Logo JawaPos
Author avatar - Image
Jumat, 16 Juni 2023 | 03.37 WIB

Untuk Kali-13, Krista Exhibitions Gelar Pameran Indonesia International Food Exhibition 2023 di Surabaya

Pameran makanan dan minuman berskala internasional atau pameran Indonesia International Food Exhibition (IIFEX) 2023 di Grand City Mal Surabaya. - Image

Pameran makanan dan minuman berskala internasional atau pameran Indonesia International Food Exhibition (IIFEX) 2023 di Grand City Mal Surabaya.

JawaPos.com–Krista Exhibitions selenggarakan pameran Indonesia International Food Exhibition 2023 (IIFEX 2023) dibuka mulai hari ini (15/6). Pameran berlangsung sampai 18 Juni di Grand City, Kota Surabaya.

Indonesia International Food Exhibition 2023 (IIFEX 2023) merupakan pameran makanan dan minuman berskala internasional yang menghadirkan 250 perusahaan pelaku usaha dari industri makanan dan minuman. Selain itu, 30 pelaku usaha mikro kecil dan menengah (UMKM). Para peserta bukan hanya dari Indonesia melainkan dari 7 negara yaitu Malaysia, Korea, Tiongkok, Jepang, Singapura, Italia, dan Taiwan.

Indonesia International Food Exhibition 2023 (IIFEX 2023) digelar bersamaan dengan Pameran Indonesia Licensing Expo 2023 dan EastPack Surabaya 2023 selama empat hari ke depan. Dalam opening ceremony pameran IIFEX 2023 Chief Executive Officer (CEO) PT Kristamedia Pratama Daud D. Salim mengatakan, pameran Eastfood Indonesia menjadi pameran Indonesia International Food Exhibition 2023 (IIFEX 2023) yang merupakan pameran yang tepat untuk dihadiri para pelaku bisnis industri makanan dan minuman.

”Karena teknologi dan sains di industri ini sangat cepat berkembang. Apalagi Indonesia punya pasar yang sangat besar dan Krista Exhibitions optimistis,” kata Daud D. Salim.

Tercatat, peningkatan sebesar 35 persen peserta pameran dibandingkan penyelenggaraan 2022. Daud menuturkan, melalui pameran itu, para exhibitors dapat meningkatkan bisnis mereka hingga go international.

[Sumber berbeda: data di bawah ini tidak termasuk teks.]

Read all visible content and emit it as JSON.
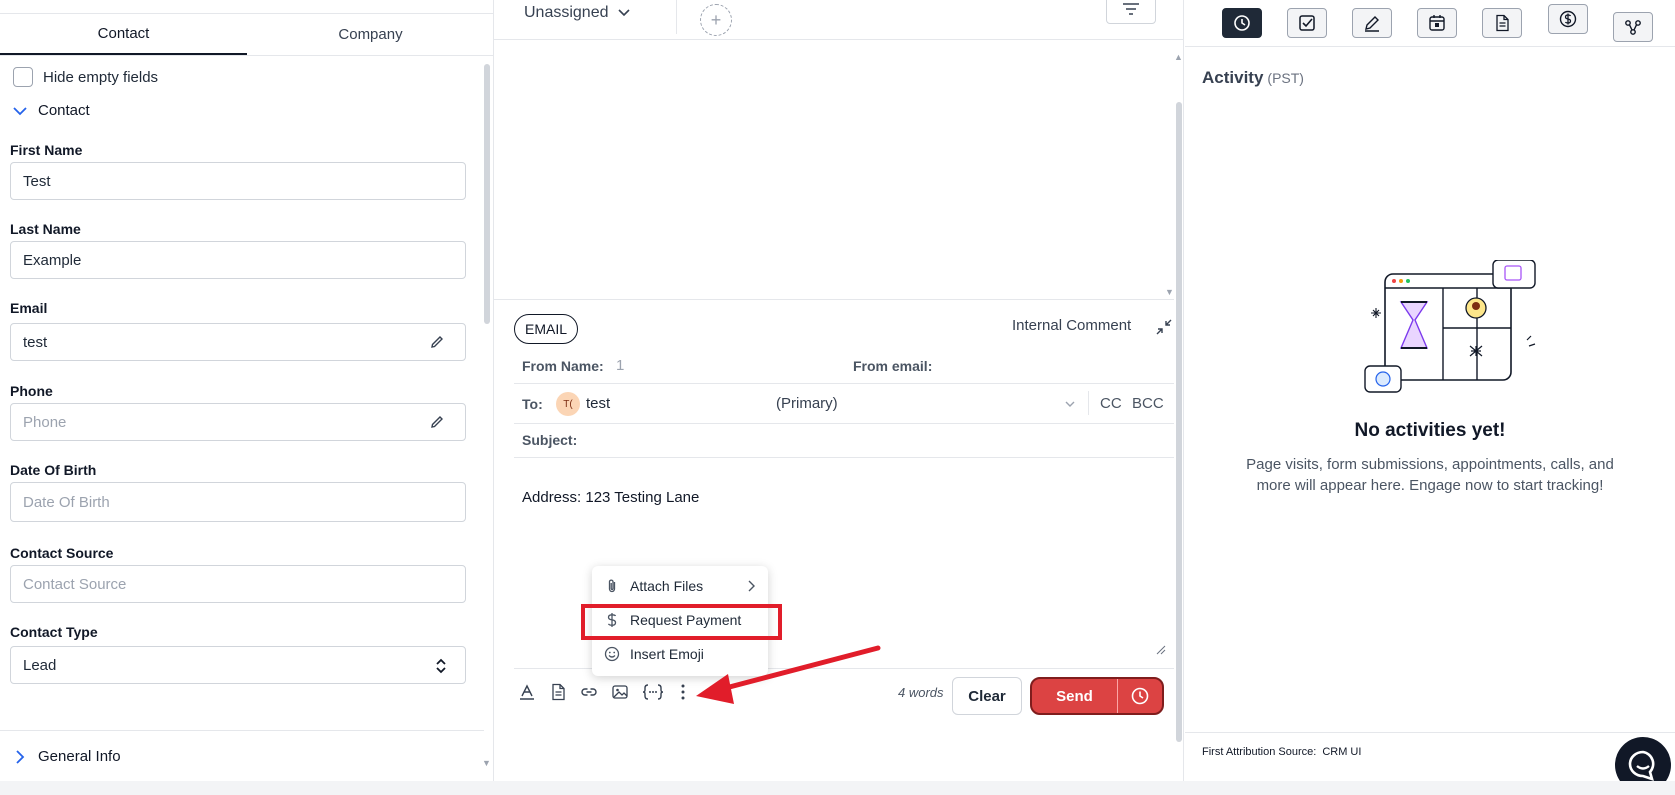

Ketua DPP Asosiasi Pengusaha Indonesia (Apindo) Jawa Timur Eddy Widjanarko selaku mengatakan, Jawa Timur sebagai pusat lumbung nasional, surplus di sektor, ketahanan pangan, sebagai barometer pangan nasional.  Data terakhir untuk produksi padi sebesar 9,6 juta ton (2022) dan untuk produksi beras 5,5juta ton (2022) yang menjadi pusat pertumbuhan dan lumbung Jawa Timur ada di Kabupaten Lamongan, Ngawi, dan Bojonegoro.

Pameran makanan dan minuman berskala internasional (IIFEX) 2023 di Grand City Mal Surabaya.

”Jawa Timur sebagai basis komoditas yang meliputi sektor perkebunan, holtikultura, perikanan, kehutanan, peternakan dan tanaman pangan yang menjadi barometer pertumbuhan dan pendapatan hasil secara nasional,” kata Eddy Widjanarko.

Sementara itu, Ketua Asosiasi Lisensi Indonesia (Asensi) Susanty Widjaya menuturkan, Asensi bersama dengan IMEI dan Krista Exhibitions optimistis dengan diadakannya pameran IIFEX dan ILE 2023 di Surabaya.

”Pameran Indonesia Licensing Expo 2023 LET’S RISE UP TOGETHER dengan tujuan agar para wirausaha makanan dan minuman, para UMKM, lisensi dan waralaba merek lokal dapat bangkit dari keterpurukan kemarin melalui ajang pameran terbesar di Surabaya,” ujar Susanty.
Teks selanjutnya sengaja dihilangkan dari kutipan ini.